Only many years after the war, senior sergeant from the 56th tank brigade Katya Petlyuk learned the story of the birth of her tank: it turns out that it was built with the money of Omsk preschoolers, who, wishing to help the Red Army, donated their accumulated toys for the construction of a combat vehicle and dolls. In a letter to the Supreme Commander-in-Chief, they asked to name the tank "Baby". Omsk preschoolers collected 160,886 rubles …

A couple of years later, Katya was already leading the T-70 tank into battle (she still had to part with the Malyutka). She took part in the battle for Stalingrad, and then as part of the Don Front, surrounded and defeated by Nazi troops. She took part in the battle at the Kursk Bulge, liberated the left-bank Ukraine. She was seriously injured - at the age of 25 she became a disabled person of the 2nd group.

After the war she lived in Odessa. Having removed the officer's shoulder straps, she learned to be a lawyer and worked as the head of the registry office.
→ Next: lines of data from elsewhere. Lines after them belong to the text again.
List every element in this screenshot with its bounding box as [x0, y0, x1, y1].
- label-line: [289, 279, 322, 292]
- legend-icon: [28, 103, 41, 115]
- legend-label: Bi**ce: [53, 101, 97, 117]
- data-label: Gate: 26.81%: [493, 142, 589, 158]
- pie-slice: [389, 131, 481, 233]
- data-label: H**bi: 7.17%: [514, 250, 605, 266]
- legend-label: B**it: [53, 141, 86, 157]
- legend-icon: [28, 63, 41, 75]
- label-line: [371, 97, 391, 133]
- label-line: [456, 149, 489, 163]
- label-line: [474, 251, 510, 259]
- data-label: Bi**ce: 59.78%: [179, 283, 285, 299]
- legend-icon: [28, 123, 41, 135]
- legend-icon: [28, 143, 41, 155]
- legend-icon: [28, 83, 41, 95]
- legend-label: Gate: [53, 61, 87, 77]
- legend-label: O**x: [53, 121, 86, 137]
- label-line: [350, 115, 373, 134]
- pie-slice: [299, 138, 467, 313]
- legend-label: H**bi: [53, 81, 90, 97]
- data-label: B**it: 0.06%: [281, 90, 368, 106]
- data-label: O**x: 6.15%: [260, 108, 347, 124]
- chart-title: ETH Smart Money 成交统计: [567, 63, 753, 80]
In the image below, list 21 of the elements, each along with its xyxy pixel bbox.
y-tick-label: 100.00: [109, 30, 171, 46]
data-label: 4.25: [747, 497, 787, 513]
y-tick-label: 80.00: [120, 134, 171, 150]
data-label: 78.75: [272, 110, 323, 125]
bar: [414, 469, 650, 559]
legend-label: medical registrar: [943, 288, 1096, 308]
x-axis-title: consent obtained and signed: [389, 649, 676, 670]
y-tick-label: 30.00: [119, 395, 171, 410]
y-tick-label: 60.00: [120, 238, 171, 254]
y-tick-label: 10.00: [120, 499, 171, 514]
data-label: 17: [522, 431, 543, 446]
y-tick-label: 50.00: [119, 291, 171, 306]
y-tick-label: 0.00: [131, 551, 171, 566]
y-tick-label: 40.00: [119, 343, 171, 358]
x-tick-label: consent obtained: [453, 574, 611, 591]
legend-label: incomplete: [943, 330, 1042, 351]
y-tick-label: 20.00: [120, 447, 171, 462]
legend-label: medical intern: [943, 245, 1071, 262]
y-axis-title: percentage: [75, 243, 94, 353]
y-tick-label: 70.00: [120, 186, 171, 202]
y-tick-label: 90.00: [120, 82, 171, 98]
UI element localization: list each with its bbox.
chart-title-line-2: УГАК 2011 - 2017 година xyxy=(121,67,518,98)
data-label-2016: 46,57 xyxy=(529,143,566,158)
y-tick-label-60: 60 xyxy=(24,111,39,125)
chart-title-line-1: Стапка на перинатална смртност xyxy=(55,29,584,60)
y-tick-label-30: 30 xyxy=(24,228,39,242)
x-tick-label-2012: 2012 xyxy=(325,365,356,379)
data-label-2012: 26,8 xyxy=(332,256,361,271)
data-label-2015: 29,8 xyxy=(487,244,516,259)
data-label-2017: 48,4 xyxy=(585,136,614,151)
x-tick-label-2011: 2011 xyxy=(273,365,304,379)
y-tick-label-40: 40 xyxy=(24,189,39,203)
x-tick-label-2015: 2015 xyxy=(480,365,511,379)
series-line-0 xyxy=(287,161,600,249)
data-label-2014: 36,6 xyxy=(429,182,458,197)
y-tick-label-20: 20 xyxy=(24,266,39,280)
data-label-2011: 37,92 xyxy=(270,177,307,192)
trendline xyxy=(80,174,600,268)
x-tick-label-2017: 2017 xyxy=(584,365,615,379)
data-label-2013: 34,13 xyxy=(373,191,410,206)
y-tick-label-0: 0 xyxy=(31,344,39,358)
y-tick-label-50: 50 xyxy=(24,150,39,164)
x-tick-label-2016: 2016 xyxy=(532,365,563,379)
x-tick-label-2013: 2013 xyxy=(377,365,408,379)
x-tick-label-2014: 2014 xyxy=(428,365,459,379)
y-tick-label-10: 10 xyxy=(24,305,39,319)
She was awarded the Order of the Red Star, the Order of the Patriotic War II degree, and medals.

Many years later, Marshal of the Soviet Union I. I. Yakubovsky, the former commander of the 91st separate tank brigade, wrote in the book “Earth on Fire”: “… but in general it is difficult to measure how many times the heroism of a person is raised. They say about him that this is courage of a special order. It was certainly possessed by Ekaterina Petlyuk, a participant in the Battle of Stalingrad."